Borrelia burgdorferi NapA-Driven Th17 Cell Inflammation in Lyme Arthritis

Objective. Human Lyme arthritis caused by Borrelia burgdorferi is characterized by an inflammatory infiltrate that consists mainly of neutrophils and T cells. This study was undertaken to evaluate the role of the innate and acquired immune responses elicited by the neutrophil-activating protein A (NapA) of B burgdorferi in patients with Lyme arthritis. Methods. Serum anti-NapA antibodies were measured in 27 patients with Lyme arthritis and 30 healthy control subjects. The cytokine profile of synovial fluid T cells specific for NapA was investigated in 5 patients with Lyme arthritis. The cytokine profile induced by NapA in neutrophils and monocytes was also investigated. Results. Serum anti-NapA antibodies were found in 48% of the patients with Lyme arthritis but were undetectable in the healthy controls.

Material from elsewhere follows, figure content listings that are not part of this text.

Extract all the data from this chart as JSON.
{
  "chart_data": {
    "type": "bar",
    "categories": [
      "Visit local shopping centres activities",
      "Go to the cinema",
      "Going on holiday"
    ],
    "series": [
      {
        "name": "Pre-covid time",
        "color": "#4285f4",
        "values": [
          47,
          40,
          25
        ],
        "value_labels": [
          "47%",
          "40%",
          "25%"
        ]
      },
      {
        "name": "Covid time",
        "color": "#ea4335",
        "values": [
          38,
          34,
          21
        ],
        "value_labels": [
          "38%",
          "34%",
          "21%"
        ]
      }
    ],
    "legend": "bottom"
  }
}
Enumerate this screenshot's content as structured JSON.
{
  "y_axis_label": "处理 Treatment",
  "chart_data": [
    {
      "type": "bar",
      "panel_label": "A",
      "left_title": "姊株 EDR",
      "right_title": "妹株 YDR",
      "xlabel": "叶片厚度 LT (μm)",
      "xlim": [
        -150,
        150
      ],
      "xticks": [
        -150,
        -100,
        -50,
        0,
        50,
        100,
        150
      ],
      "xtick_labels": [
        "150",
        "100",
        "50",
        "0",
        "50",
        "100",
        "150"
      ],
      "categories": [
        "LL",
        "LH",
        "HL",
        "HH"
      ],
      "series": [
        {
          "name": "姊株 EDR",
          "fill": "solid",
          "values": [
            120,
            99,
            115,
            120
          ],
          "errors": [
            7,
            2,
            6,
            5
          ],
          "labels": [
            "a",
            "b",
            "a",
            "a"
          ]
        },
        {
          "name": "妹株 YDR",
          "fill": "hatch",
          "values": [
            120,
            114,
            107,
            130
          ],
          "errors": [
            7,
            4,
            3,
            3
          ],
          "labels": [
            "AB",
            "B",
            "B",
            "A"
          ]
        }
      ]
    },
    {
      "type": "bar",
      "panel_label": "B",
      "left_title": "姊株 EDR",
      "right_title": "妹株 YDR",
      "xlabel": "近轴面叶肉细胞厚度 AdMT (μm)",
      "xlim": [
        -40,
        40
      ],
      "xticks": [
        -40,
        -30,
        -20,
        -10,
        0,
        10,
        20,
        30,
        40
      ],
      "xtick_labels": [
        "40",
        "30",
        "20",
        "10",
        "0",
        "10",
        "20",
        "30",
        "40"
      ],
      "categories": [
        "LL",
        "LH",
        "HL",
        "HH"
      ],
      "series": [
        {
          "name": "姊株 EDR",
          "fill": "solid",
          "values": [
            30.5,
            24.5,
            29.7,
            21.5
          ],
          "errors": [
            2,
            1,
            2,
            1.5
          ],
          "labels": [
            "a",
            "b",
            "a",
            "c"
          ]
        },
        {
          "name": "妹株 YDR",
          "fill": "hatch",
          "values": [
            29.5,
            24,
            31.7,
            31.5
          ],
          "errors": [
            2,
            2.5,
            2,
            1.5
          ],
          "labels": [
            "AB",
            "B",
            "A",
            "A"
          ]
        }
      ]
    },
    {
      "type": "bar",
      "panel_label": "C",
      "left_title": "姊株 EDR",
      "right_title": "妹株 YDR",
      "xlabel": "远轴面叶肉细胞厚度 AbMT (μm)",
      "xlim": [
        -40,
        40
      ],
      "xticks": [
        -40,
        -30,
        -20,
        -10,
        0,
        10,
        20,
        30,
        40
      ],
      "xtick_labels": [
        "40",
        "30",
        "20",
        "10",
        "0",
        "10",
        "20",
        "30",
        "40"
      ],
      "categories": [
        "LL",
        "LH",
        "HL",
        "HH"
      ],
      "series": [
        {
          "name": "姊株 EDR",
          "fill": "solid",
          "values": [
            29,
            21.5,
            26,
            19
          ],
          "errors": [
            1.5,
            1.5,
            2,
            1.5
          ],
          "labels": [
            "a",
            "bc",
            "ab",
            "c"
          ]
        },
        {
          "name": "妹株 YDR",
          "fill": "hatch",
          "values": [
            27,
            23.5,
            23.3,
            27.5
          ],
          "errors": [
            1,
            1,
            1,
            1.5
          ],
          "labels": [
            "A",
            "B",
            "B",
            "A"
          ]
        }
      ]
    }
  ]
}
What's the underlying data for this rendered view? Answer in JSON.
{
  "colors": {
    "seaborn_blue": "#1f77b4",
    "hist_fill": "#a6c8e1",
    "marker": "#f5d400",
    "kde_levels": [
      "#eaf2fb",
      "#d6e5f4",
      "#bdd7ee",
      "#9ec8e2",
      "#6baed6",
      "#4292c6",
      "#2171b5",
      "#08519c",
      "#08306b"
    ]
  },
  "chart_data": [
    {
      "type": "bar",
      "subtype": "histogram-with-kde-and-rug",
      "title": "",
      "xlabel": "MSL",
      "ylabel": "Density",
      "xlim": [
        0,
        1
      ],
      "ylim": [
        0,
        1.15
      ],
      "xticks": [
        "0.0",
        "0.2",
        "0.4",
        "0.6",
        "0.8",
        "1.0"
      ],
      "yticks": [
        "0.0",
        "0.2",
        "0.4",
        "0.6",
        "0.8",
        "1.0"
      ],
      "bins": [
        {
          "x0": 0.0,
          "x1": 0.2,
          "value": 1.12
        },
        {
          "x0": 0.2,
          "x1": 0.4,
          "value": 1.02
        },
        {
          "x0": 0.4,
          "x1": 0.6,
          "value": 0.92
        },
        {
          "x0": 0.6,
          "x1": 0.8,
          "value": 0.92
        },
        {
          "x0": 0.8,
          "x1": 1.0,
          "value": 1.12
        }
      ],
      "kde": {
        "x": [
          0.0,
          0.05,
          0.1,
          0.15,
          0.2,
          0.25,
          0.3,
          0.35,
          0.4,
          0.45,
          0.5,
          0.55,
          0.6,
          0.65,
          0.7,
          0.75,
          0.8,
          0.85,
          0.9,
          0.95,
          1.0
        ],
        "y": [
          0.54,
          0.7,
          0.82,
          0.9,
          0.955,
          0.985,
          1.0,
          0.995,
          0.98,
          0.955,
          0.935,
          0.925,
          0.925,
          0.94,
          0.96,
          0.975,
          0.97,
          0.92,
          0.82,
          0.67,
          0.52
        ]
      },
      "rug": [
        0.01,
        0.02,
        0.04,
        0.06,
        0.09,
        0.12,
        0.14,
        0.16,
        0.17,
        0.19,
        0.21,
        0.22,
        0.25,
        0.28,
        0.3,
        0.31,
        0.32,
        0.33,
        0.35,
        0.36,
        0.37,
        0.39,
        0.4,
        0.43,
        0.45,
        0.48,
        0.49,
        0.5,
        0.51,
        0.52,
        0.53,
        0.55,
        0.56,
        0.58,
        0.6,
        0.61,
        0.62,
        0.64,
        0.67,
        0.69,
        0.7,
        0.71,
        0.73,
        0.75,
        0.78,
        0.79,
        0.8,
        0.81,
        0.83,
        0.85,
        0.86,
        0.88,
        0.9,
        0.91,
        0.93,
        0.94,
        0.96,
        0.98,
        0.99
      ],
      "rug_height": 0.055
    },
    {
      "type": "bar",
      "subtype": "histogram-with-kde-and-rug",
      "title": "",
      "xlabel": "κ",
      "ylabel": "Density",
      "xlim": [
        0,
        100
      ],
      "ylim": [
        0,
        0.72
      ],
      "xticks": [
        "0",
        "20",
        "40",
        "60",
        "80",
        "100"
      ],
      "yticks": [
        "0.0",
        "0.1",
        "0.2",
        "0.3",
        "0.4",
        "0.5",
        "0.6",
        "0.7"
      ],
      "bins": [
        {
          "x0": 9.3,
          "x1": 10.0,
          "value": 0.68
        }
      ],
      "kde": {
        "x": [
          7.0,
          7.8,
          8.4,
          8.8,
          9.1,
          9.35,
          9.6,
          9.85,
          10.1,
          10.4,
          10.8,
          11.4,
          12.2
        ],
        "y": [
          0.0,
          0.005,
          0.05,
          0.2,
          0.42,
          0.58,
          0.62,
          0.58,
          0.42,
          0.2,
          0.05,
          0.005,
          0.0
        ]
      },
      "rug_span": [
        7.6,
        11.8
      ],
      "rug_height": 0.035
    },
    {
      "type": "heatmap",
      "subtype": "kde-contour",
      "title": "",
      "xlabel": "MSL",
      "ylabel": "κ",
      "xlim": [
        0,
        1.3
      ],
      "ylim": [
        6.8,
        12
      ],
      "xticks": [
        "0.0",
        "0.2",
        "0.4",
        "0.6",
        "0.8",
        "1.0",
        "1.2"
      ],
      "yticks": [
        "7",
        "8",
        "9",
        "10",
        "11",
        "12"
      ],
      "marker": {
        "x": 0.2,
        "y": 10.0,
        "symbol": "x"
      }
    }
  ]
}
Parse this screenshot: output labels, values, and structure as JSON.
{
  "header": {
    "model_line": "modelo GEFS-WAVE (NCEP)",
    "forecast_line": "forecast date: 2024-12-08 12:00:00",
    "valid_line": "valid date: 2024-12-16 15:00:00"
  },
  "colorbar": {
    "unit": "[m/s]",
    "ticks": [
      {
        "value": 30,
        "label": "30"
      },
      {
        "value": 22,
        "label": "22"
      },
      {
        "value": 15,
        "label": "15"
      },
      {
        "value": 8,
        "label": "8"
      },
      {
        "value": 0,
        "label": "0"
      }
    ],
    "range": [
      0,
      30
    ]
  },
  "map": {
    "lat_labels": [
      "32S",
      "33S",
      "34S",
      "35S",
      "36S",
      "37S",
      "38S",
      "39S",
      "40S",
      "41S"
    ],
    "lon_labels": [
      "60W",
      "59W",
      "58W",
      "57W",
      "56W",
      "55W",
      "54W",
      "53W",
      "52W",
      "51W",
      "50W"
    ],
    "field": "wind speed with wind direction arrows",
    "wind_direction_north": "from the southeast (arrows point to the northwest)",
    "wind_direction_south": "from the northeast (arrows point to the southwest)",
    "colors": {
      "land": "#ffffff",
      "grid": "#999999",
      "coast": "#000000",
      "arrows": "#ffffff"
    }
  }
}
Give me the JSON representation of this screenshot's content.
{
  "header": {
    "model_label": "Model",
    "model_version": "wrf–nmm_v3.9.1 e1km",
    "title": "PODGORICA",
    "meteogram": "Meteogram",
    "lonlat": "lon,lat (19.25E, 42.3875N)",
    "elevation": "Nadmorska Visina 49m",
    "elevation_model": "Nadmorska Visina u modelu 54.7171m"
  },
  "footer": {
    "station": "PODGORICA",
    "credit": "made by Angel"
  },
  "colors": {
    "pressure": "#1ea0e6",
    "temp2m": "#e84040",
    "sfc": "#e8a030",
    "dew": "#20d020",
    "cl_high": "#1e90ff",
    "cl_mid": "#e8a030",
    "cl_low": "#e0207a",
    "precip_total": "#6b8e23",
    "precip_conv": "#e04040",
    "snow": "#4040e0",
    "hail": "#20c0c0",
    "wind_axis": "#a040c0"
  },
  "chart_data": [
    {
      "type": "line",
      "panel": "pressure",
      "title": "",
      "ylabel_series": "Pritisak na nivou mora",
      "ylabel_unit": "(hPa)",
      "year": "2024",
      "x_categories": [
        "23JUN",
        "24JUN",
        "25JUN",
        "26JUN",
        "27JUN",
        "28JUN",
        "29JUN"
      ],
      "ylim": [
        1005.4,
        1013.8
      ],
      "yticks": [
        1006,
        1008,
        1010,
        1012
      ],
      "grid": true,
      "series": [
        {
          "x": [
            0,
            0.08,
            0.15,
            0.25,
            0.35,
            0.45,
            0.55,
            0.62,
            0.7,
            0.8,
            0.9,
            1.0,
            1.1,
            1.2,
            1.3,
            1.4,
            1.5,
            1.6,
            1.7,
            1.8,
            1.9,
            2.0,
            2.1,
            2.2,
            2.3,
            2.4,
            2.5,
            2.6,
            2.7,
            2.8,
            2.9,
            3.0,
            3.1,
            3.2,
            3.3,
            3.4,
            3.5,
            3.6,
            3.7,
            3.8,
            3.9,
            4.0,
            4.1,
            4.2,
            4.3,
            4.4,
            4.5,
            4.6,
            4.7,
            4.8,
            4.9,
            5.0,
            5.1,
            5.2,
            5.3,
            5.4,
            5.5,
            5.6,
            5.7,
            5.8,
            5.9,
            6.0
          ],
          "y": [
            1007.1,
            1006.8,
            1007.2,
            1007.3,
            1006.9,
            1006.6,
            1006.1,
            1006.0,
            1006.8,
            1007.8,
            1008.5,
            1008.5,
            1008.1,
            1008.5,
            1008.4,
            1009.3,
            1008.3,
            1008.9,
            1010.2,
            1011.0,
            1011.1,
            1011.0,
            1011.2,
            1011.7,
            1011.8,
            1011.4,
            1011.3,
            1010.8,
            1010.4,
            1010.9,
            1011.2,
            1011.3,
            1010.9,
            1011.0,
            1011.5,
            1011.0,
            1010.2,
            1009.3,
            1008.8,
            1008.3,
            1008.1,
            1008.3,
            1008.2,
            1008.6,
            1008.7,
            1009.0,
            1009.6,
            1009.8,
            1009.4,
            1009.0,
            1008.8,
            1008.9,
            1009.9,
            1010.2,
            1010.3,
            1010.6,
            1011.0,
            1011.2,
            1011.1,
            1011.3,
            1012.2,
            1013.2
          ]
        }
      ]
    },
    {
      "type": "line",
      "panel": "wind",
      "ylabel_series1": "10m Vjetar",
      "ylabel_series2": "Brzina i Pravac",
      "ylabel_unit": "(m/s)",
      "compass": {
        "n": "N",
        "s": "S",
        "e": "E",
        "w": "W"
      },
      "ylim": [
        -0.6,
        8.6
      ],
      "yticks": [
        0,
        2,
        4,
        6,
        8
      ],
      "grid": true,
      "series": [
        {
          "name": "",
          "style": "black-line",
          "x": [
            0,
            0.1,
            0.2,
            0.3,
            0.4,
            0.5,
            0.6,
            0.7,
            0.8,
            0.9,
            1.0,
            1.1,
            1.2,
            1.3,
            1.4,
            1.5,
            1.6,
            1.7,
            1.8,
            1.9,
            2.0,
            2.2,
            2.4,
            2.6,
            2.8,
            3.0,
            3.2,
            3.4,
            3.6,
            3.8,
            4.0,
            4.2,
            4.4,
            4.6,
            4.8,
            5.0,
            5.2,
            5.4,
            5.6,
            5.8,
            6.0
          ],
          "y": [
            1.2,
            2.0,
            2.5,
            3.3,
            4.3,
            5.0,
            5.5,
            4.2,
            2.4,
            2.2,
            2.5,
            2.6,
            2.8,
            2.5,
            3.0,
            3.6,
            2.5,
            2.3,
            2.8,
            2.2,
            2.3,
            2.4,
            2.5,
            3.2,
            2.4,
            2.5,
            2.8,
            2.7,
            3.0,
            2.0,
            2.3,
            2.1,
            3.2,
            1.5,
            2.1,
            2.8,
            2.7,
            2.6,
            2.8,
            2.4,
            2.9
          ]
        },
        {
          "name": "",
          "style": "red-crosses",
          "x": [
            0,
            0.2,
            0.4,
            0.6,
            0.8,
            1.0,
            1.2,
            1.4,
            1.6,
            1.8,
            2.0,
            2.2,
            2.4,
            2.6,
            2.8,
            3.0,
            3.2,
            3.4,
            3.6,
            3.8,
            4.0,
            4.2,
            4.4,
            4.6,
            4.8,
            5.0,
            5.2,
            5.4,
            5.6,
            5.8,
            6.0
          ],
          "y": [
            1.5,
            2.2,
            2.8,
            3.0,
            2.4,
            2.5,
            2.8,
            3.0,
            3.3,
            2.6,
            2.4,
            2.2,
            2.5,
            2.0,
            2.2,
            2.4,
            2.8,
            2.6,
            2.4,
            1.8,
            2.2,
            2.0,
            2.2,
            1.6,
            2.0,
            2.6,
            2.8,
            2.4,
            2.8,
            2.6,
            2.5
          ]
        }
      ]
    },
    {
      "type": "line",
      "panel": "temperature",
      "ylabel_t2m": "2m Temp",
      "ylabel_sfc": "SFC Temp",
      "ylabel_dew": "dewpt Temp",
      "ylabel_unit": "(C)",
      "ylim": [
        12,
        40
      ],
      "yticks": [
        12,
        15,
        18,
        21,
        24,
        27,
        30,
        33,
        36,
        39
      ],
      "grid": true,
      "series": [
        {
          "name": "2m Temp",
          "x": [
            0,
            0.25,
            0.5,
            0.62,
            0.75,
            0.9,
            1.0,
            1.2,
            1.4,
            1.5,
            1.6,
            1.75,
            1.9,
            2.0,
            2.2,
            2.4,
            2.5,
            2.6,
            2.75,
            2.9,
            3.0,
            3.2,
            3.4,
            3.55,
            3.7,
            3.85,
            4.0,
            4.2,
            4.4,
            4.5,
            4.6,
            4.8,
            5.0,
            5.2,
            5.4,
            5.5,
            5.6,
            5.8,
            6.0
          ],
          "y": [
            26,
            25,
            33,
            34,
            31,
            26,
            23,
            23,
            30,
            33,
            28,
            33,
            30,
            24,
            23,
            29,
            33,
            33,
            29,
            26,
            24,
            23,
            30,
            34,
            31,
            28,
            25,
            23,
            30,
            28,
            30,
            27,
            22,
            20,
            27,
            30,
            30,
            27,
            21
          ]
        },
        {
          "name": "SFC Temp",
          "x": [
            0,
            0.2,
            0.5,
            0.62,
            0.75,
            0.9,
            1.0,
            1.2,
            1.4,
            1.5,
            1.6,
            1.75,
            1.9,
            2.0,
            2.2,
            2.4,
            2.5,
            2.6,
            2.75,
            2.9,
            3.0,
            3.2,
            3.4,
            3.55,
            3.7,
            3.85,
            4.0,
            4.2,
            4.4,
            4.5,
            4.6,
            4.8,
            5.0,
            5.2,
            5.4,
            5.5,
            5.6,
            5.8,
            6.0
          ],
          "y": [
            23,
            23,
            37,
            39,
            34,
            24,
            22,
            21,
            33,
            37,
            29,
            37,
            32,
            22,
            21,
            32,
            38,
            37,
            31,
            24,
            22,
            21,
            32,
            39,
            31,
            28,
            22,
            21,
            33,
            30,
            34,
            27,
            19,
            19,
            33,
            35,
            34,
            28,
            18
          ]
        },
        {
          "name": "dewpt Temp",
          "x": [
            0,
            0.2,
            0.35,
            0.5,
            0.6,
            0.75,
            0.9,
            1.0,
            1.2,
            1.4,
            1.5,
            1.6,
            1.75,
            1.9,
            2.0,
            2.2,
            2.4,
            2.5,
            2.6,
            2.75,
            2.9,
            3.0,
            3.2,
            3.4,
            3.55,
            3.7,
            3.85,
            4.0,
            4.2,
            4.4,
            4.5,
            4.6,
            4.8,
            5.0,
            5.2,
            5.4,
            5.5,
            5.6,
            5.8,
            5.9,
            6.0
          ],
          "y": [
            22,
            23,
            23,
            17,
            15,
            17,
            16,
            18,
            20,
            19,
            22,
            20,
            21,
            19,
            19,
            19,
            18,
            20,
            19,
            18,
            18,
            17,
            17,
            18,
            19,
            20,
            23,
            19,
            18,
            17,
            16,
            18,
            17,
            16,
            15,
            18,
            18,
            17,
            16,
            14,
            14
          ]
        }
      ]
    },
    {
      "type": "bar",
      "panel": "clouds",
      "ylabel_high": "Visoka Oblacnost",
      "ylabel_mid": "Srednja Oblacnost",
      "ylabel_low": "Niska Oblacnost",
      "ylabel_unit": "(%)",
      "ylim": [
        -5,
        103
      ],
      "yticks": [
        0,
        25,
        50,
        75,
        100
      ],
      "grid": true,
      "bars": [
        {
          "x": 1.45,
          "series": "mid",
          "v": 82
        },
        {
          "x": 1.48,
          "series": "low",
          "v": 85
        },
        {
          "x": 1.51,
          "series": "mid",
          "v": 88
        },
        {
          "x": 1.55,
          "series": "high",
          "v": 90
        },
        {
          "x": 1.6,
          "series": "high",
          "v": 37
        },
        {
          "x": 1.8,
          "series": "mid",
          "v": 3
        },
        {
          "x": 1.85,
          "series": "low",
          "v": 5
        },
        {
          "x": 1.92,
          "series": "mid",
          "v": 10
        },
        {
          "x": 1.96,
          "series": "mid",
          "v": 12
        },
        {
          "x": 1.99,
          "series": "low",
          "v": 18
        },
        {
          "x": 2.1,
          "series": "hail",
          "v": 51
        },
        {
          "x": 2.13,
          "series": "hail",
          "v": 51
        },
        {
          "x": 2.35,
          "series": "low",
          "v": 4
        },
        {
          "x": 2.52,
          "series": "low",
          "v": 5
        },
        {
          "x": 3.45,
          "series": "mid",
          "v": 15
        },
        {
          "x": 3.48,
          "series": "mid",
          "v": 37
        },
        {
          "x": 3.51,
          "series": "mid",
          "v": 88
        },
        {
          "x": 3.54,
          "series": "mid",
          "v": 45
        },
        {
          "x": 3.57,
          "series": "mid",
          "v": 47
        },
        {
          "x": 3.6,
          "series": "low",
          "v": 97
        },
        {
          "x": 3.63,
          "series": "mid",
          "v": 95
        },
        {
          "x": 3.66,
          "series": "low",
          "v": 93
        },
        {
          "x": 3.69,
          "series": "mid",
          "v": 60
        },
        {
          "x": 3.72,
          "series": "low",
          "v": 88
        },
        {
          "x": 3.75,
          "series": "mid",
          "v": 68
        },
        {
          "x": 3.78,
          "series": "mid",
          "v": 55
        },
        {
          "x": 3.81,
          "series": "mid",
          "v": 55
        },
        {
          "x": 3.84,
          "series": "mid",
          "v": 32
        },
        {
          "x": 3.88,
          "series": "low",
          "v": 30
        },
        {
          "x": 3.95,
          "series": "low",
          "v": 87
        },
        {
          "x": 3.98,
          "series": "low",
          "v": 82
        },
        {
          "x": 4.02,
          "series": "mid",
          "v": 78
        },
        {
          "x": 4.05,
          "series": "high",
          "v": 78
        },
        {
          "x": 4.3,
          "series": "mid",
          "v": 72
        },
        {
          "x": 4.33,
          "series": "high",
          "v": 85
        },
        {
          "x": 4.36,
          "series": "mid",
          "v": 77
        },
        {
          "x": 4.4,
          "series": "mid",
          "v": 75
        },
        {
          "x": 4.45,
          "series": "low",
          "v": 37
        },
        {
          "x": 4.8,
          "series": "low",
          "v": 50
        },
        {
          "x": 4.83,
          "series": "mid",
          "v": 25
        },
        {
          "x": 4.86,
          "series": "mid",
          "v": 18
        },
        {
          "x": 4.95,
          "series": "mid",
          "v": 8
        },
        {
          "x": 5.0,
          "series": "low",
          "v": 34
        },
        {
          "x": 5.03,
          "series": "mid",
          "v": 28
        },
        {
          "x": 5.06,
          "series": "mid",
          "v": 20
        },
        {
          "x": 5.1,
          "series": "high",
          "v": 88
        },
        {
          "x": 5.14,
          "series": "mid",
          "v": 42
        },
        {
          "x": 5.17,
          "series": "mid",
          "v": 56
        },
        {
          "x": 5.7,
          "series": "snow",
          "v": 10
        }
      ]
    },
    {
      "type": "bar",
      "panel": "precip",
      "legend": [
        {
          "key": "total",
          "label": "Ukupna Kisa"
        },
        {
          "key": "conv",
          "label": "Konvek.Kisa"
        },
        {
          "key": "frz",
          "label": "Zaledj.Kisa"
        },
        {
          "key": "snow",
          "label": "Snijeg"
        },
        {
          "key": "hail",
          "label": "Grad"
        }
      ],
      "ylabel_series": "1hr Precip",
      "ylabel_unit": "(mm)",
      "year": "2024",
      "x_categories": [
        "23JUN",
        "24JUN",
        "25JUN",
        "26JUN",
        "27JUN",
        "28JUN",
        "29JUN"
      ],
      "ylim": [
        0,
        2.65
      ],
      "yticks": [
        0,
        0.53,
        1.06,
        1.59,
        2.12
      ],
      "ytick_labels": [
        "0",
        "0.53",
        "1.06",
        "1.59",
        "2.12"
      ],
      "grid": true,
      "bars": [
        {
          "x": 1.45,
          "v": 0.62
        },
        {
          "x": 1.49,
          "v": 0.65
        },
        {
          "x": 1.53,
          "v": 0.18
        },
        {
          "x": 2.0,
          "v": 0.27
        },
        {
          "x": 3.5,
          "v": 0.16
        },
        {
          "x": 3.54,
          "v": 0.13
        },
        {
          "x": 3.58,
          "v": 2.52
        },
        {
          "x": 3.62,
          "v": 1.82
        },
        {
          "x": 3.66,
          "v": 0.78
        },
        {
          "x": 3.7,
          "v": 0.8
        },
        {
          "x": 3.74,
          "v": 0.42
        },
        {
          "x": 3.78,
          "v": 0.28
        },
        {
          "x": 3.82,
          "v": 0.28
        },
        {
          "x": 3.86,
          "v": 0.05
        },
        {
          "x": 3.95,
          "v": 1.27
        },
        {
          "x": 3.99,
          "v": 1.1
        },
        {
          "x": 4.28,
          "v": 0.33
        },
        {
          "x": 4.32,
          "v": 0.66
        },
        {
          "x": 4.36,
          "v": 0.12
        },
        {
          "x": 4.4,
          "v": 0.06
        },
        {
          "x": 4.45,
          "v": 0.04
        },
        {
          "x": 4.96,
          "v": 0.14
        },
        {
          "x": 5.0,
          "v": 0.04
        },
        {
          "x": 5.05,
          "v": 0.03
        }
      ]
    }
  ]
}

T cells from the synovial fluid of patients with Lyme arthritis produced interleukin-17 (IL-17) in response to NapA. Moreover, NapA was able to induce the expression of IL-23 in neutrophils and monocytes, as well as the expression of IL-6, IL-1 beta, and transforming growth factor beta (TGF beta) in monocytes, via Toll-like receptor 2. Conclusion. These findings indicate that NapA of B burgdorferi is able to drive the expression of IL-6, IL-1 beta, IL-23, and TGF beta by cells of the innate immune system and to elicit a synovial fluid Th17 cell response that might play a crucial role in the pathogenesis of Lyme arthritis.